Cuando ya todo había terminado y el silencio envolvía un palacio lleno de agujeros, el general que gobernaba con el título de presidente proclamó que era imperioso borrar aquel día de la historia. Dóciles y sensibles, pero incapaces de renunciar a su espíritu quiteño, algunos periodistas encontraron de inmediato la manera de referirse a ese día que costó 25 vidas: “la Guerra del 32 de agosto”. Tal denominación era acertada; no obstante, el espíritu generalmente taciturno de los ecuatorianos de la Sierra no tardó en encontrar otra denominación, rigurosamente fundamentada en los hechos: “Guerra de la Funeraria”, puesto que otro general, molesto por la figura del general-presidente, había provocado el alzamiento de una tropa tan pequeña como audaz, y había establecido su comando a dos cuadras del palacio, en un pequeño negocio que ofrecía los inevitables servicios que demanda la muerte. Apenas una línea separa el heroísmo del ridículo.
El 32 de agosto de este 2020 se conmemoró el 45º aniversario de aquel tragicómico día que dejó de existir en el calendario nacional. Curiosamente, con él se siguió una regla no escrita que nuestra historia del siglo XX ha cumplido a rajatabla: la regla de los terremotos y sus réplicas. Porque a partir de la Revolución Liberal (1895), cada veinte o treinta años nuestra política ha experimentado un terremoto bajo el hiperbólico nombre de “revolución”, de modo que bien se podría pasar revista a tan inquieto siglo enumerando sus “revoluciones”. Claro que tal enumeración puede sonar a letanía, pero no importa: nuestro estado sigue siendo laico mientras no exista en el gobierno alguien que pretenda poner las leyes vaticanas sobre las normas de nuestra propia Constitución.

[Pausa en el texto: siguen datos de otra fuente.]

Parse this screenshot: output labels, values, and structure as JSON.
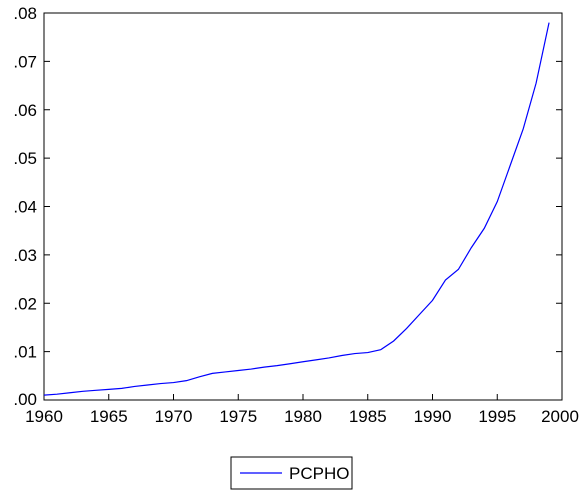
{
  "chart_data": {
    "type": "line",
    "title": "",
    "xlabel": "",
    "ylabel": "",
    "xlim": [
      1960,
      2000
    ],
    "ylim": [
      0.0,
      0.08
    ],
    "x_ticks": [
      1960,
      1965,
      1970,
      1975,
      1980,
      1985,
      1990,
      1995,
      2000
    ],
    "x_tick_labels": [
      "1960",
      "1965",
      "1970",
      "1975",
      "1980",
      "1985",
      "1990",
      "1995",
      "2000"
    ],
    "y_ticks": [
      0.0,
      0.01,
      0.02,
      0.03,
      0.04,
      0.05,
      0.06,
      0.07,
      0.08
    ],
    "y_tick_labels": [
      ".00",
      ".01",
      ".02",
      ".03",
      ".04",
      ".05",
      ".06",
      ".07",
      ".08"
    ],
    "grid": false,
    "legend_position": "bottom-center",
    "series": [
      {
        "name": "PCPHO",
        "color": "#0000ff",
        "x": [
          1960,
          1961,
          1962,
          1963,
          1964,
          1965,
          1966,
          1967,
          1968,
          1969,
          1970,
          1971,
          1972,
          1973,
          1974,
          1975,
          1976,
          1977,
          1978,
          1979,
          1980,
          1981,
          1982,
          1983,
          1984,
          1985,
          1986,
          1987,
          1988,
          1989,
          1990,
          1991,
          1992,
          1993,
          1994,
          1995,
          1996,
          1997,
          1998,
          1999
        ],
        "values": [
          0.001,
          0.0012,
          0.0015,
          0.0018,
          0.002,
          0.0022,
          0.0024,
          0.0028,
          0.0031,
          0.0034,
          0.0036,
          0.004,
          0.0048,
          0.0055,
          0.0058,
          0.0061,
          0.0064,
          0.0068,
          0.0071,
          0.0075,
          0.0079,
          0.0083,
          0.0087,
          0.0092,
          0.0096,
          0.0098,
          0.0104,
          0.0122,
          0.0148,
          0.0177,
          0.0206,
          0.0248,
          0.027,
          0.0315,
          0.0355,
          0.041,
          0.0485,
          0.056,
          0.0655,
          0.078
        ]
      }
    ]
  }
}
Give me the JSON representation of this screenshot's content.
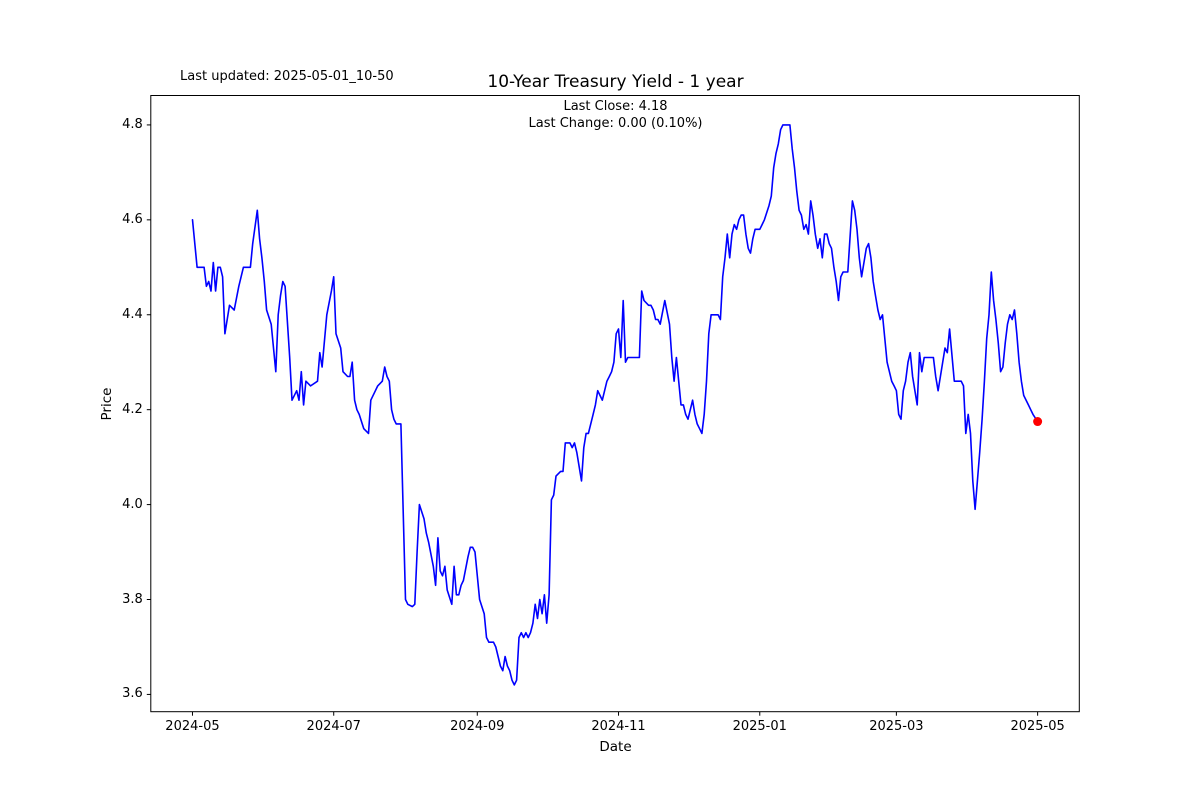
{
  "annotations": {
    "last_updated": "Last updated: 2025-05-01_10-50",
    "title": "10-Year Treasury Yield - 1 year",
    "last_close": "Last Close: 4.18",
    "last_change": "Last Change: 0.00 (0.10%)"
  },
  "chart_data": {
    "type": "line",
    "title": "10-Year Treasury Yield - 1 year",
    "xlabel": "Date",
    "ylabel": "Price",
    "grid": false,
    "legend": "none",
    "line_color": "#0000ff",
    "marker_color": "#ff0000",
    "axis_color": "#000000",
    "x_unit": "trading days offset from 2024-05-01",
    "x_domain_days": [
      -18,
      383
    ],
    "y_domain": [
      3.5636,
      4.862
    ],
    "x_ticks": [
      {
        "day": 0,
        "label": "2024-05"
      },
      {
        "day": 61,
        "label": "2024-07"
      },
      {
        "day": 123,
        "label": "2024-09"
      },
      {
        "day": 184,
        "label": "2024-11"
      },
      {
        "day": 245,
        "label": "2025-01"
      },
      {
        "day": 304,
        "label": "2025-03"
      },
      {
        "day": 365,
        "label": "2025-05"
      }
    ],
    "y_ticks": [
      {
        "v": 3.6,
        "label": "3.6"
      },
      {
        "v": 3.8,
        "label": "3.8"
      },
      {
        "v": 4.0,
        "label": "4.0"
      },
      {
        "v": 4.2,
        "label": "4.2"
      },
      {
        "v": 4.4,
        "label": "4.4"
      },
      {
        "v": 4.6,
        "label": "4.6"
      },
      {
        "v": 4.8,
        "label": "4.8"
      }
    ],
    "last_point": {
      "day": 365,
      "value": 4.175,
      "date": "2025-05-01"
    },
    "last_close_value": 4.18,
    "last_change_value": 0.0,
    "last_change_pct": "0.10%",
    "points": [
      [
        0,
        4.6
      ],
      [
        2,
        4.5
      ],
      [
        5,
        4.5
      ],
      [
        6,
        4.46
      ],
      [
        7,
        4.47
      ],
      [
        8,
        4.45
      ],
      [
        9,
        4.51
      ],
      [
        10,
        4.45
      ],
      [
        11,
        4.5
      ],
      [
        12,
        4.5
      ],
      [
        13,
        4.48
      ],
      [
        14,
        4.36
      ],
      [
        16,
        4.42
      ],
      [
        18,
        4.41
      ],
      [
        20,
        4.46
      ],
      [
        22,
        4.5
      ],
      [
        23,
        4.5
      ],
      [
        25,
        4.5
      ],
      [
        26,
        4.55
      ],
      [
        28,
        4.62
      ],
      [
        29,
        4.56
      ],
      [
        30,
        4.52
      ],
      [
        31,
        4.47
      ],
      [
        32,
        4.41
      ],
      [
        34,
        4.38
      ],
      [
        36,
        4.28
      ],
      [
        37,
        4.4
      ],
      [
        38,
        4.44
      ],
      [
        39,
        4.47
      ],
      [
        40,
        4.46
      ],
      [
        42,
        4.31
      ],
      [
        43,
        4.22
      ],
      [
        45,
        4.24
      ],
      [
        46,
        4.22
      ],
      [
        47,
        4.28
      ],
      [
        48,
        4.21
      ],
      [
        49,
        4.26
      ],
      [
        51,
        4.25
      ],
      [
        54,
        4.26
      ],
      [
        55,
        4.32
      ],
      [
        56,
        4.29
      ],
      [
        58,
        4.4
      ],
      [
        60,
        4.45
      ],
      [
        61,
        4.48
      ],
      [
        62,
        4.36
      ],
      [
        64,
        4.33
      ],
      [
        65,
        4.28
      ],
      [
        67,
        4.27
      ],
      [
        68,
        4.27
      ],
      [
        69,
        4.3
      ],
      [
        70,
        4.22
      ],
      [
        71,
        4.2
      ],
      [
        72,
        4.19
      ],
      [
        74,
        4.16
      ],
      [
        76,
        4.15
      ],
      [
        77,
        4.22
      ],
      [
        79,
        4.24
      ],
      [
        80,
        4.25
      ],
      [
        82,
        4.26
      ],
      [
        83,
        4.29
      ],
      [
        84,
        4.27
      ],
      [
        85,
        4.26
      ],
      [
        86,
        4.2
      ],
      [
        87,
        4.18
      ],
      [
        88,
        4.17
      ],
      [
        90,
        4.17
      ],
      [
        92,
        3.8
      ],
      [
        93,
        3.79
      ],
      [
        95,
        3.785
      ],
      [
        96,
        3.79
      ],
      [
        97,
        3.9
      ],
      [
        98,
        4.0
      ],
      [
        100,
        3.97
      ],
      [
        101,
        3.94
      ],
      [
        102,
        3.92
      ],
      [
        104,
        3.87
      ],
      [
        105,
        3.83
      ],
      [
        106,
        3.93
      ],
      [
        107,
        3.86
      ],
      [
        108,
        3.85
      ],
      [
        109,
        3.87
      ],
      [
        110,
        3.82
      ],
      [
        112,
        3.79
      ],
      [
        113,
        3.87
      ],
      [
        114,
        3.81
      ],
      [
        115,
        3.81
      ],
      [
        116,
        3.83
      ],
      [
        117,
        3.84
      ],
      [
        119,
        3.89
      ],
      [
        120,
        3.91
      ],
      [
        121,
        3.91
      ],
      [
        122,
        3.9
      ],
      [
        123,
        3.85
      ],
      [
        124,
        3.8
      ],
      [
        126,
        3.77
      ],
      [
        127,
        3.72
      ],
      [
        128,
        3.71
      ],
      [
        130,
        3.71
      ],
      [
        131,
        3.7
      ],
      [
        132,
        3.68
      ],
      [
        133,
        3.66
      ],
      [
        134,
        3.65
      ],
      [
        135,
        3.68
      ],
      [
        136,
        3.66
      ],
      [
        137,
        3.65
      ],
      [
        138,
        3.63
      ],
      [
        139,
        3.62
      ],
      [
        140,
        3.63
      ],
      [
        141,
        3.72
      ],
      [
        142,
        3.73
      ],
      [
        143,
        3.72
      ],
      [
        144,
        3.73
      ],
      [
        145,
        3.72
      ],
      [
        146,
        3.73
      ],
      [
        147,
        3.75
      ],
      [
        148,
        3.79
      ],
      [
        149,
        3.76
      ],
      [
        150,
        3.8
      ],
      [
        151,
        3.77
      ],
      [
        152,
        3.81
      ],
      [
        153,
        3.75
      ],
      [
        154,
        3.81
      ],
      [
        155,
        4.01
      ],
      [
        156,
        4.02
      ],
      [
        157,
        4.06
      ],
      [
        159,
        4.07
      ],
      [
        160,
        4.07
      ],
      [
        161,
        4.13
      ],
      [
        163,
        4.13
      ],
      [
        164,
        4.12
      ],
      [
        165,
        4.13
      ],
      [
        166,
        4.11
      ],
      [
        168,
        4.05
      ],
      [
        169,
        4.12
      ],
      [
        170,
        4.15
      ],
      [
        171,
        4.15
      ],
      [
        173,
        4.19
      ],
      [
        174,
        4.21
      ],
      [
        175,
        4.24
      ],
      [
        176,
        4.23
      ],
      [
        177,
        4.22
      ],
      [
        179,
        4.26
      ],
      [
        180,
        4.27
      ],
      [
        181,
        4.28
      ],
      [
        182,
        4.3
      ],
      [
        183,
        4.36
      ],
      [
        184,
        4.37
      ],
      [
        185,
        4.31
      ],
      [
        186,
        4.43
      ],
      [
        187,
        4.3
      ],
      [
        188,
        4.31
      ],
      [
        191,
        4.31
      ],
      [
        193,
        4.31
      ],
      [
        194,
        4.45
      ],
      [
        195,
        4.43
      ],
      [
        197,
        4.42
      ],
      [
        198,
        4.42
      ],
      [
        199,
        4.41
      ],
      [
        200,
        4.39
      ],
      [
        201,
        4.39
      ],
      [
        202,
        4.38
      ],
      [
        204,
        4.43
      ],
      [
        206,
        4.38
      ],
      [
        207,
        4.31
      ],
      [
        208,
        4.26
      ],
      [
        209,
        4.31
      ],
      [
        211,
        4.21
      ],
      [
        212,
        4.21
      ],
      [
        213,
        4.19
      ],
      [
        214,
        4.18
      ],
      [
        216,
        4.22
      ],
      [
        217,
        4.19
      ],
      [
        218,
        4.17
      ],
      [
        219,
        4.16
      ],
      [
        220,
        4.15
      ],
      [
        221,
        4.19
      ],
      [
        222,
        4.26
      ],
      [
        223,
        4.36
      ],
      [
        224,
        4.4
      ],
      [
        226,
        4.4
      ],
      [
        227,
        4.4
      ],
      [
        228,
        4.39
      ],
      [
        229,
        4.48
      ],
      [
        230,
        4.52
      ],
      [
        231,
        4.57
      ],
      [
        232,
        4.52
      ],
      [
        233,
        4.57
      ],
      [
        234,
        4.59
      ],
      [
        235,
        4.58
      ],
      [
        236,
        4.6
      ],
      [
        237,
        4.61
      ],
      [
        238,
        4.61
      ],
      [
        239,
        4.57
      ],
      [
        240,
        4.54
      ],
      [
        241,
        4.53
      ],
      [
        242,
        4.56
      ],
      [
        243,
        4.58
      ],
      [
        245,
        4.58
      ],
      [
        246,
        4.59
      ],
      [
        247,
        4.6
      ],
      [
        249,
        4.63
      ],
      [
        250,
        4.65
      ],
      [
        251,
        4.71
      ],
      [
        252,
        4.74
      ],
      [
        253,
        4.76
      ],
      [
        254,
        4.79
      ],
      [
        255,
        4.8
      ],
      [
        257,
        4.8
      ],
      [
        258,
        4.8
      ],
      [
        259,
        4.75
      ],
      [
        260,
        4.71
      ],
      [
        261,
        4.66
      ],
      [
        262,
        4.62
      ],
      [
        263,
        4.61
      ],
      [
        264,
        4.58
      ],
      [
        265,
        4.59
      ],
      [
        266,
        4.57
      ],
      [
        267,
        4.64
      ],
      [
        268,
        4.61
      ],
      [
        269,
        4.57
      ],
      [
        270,
        4.54
      ],
      [
        271,
        4.56
      ],
      [
        272,
        4.52
      ],
      [
        273,
        4.57
      ],
      [
        274,
        4.57
      ],
      [
        275,
        4.55
      ],
      [
        276,
        4.54
      ],
      [
        277,
        4.5
      ],
      [
        278,
        4.47
      ],
      [
        279,
        4.43
      ],
      [
        280,
        4.48
      ],
      [
        281,
        4.49
      ],
      [
        283,
        4.49
      ],
      [
        285,
        4.64
      ],
      [
        286,
        4.62
      ],
      [
        287,
        4.58
      ],
      [
        288,
        4.52
      ],
      [
        289,
        4.48
      ],
      [
        291,
        4.54
      ],
      [
        292,
        4.55
      ],
      [
        293,
        4.52
      ],
      [
        294,
        4.47
      ],
      [
        295,
        4.44
      ],
      [
        296,
        4.41
      ],
      [
        297,
        4.39
      ],
      [
        298,
        4.4
      ],
      [
        300,
        4.3
      ],
      [
        301,
        4.28
      ],
      [
        302,
        4.26
      ],
      [
        303,
        4.25
      ],
      [
        304,
        4.24
      ],
      [
        305,
        4.19
      ],
      [
        306,
        4.18
      ],
      [
        307,
        4.24
      ],
      [
        308,
        4.26
      ],
      [
        309,
        4.3
      ],
      [
        310,
        4.32
      ],
      [
        311,
        4.27
      ],
      [
        312,
        4.24
      ],
      [
        313,
        4.21
      ],
      [
        314,
        4.32
      ],
      [
        315,
        4.28
      ],
      [
        316,
        4.31
      ],
      [
        318,
        4.31
      ],
      [
        320,
        4.31
      ],
      [
        321,
        4.27
      ],
      [
        322,
        4.24
      ],
      [
        323,
        4.27
      ],
      [
        324,
        4.3
      ],
      [
        325,
        4.33
      ],
      [
        326,
        4.32
      ],
      [
        327,
        4.37
      ],
      [
        329,
        4.26
      ],
      [
        332,
        4.26
      ],
      [
        333,
        4.25
      ],
      [
        334,
        4.15
      ],
      [
        335,
        4.19
      ],
      [
        336,
        4.15
      ],
      [
        337,
        4.05
      ],
      [
        338,
        3.99
      ],
      [
        339,
        4.05
      ],
      [
        340,
        4.11
      ],
      [
        341,
        4.18
      ],
      [
        342,
        4.26
      ],
      [
        343,
        4.35
      ],
      [
        344,
        4.4
      ],
      [
        345,
        4.49
      ],
      [
        346,
        4.43
      ],
      [
        347,
        4.39
      ],
      [
        348,
        4.34
      ],
      [
        349,
        4.28
      ],
      [
        350,
        4.29
      ],
      [
        351,
        4.34
      ],
      [
        352,
        4.38
      ],
      [
        353,
        4.4
      ],
      [
        354,
        4.39
      ],
      [
        355,
        4.41
      ],
      [
        356,
        4.36
      ],
      [
        357,
        4.3
      ],
      [
        358,
        4.26
      ],
      [
        359,
        4.23
      ],
      [
        361,
        4.21
      ],
      [
        362,
        4.2
      ],
      [
        363,
        4.19
      ],
      [
        365,
        4.175
      ]
    ]
  }
}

Así podemos decir: 1895, Revolución Liberal; 1925, Revolución Juliana; 1944, Revolución Gloriosa; 1972, Revolución Nacionalista. Y, claro, a cada una de estas “revoluciones” le corresponde una réplica: después de la Liberal, hubo el golpe de estado de 1906; después de la Juliana, la Guerra de los Cuatro Días (1932); después de la Gloriosa, el “manchenazo” (1947); después de la Nacionalista, la “Guerra de la Funeraria” (1975).
Con tantas “revoluciones” y réplicas, ¿somos quizá el país más revolucionario de la Tierra?Claro que no. Nos gusta hablar sin tregua de la urgencia del cambio y de la necesidad de una profunda transformación, pero siempre cuidamos que nuestras radicales intenciones no lleguen más allá de las palabras. Por eso me gustaría preguntar a nuestros constitucionalistas cuánto ha cambiado el estado ecuatoriano desde 1830 hasta ahora. Me dirán que ha cambiado, desde luego, porque lo contrario sería un despropósito; pero para haber tenido tantas “revoluciones” (sin contar las del siglo XIX), ha cambiado tan poco, pero tan poco, que no se corresponde con los cambios profundos de nuestra sociedad.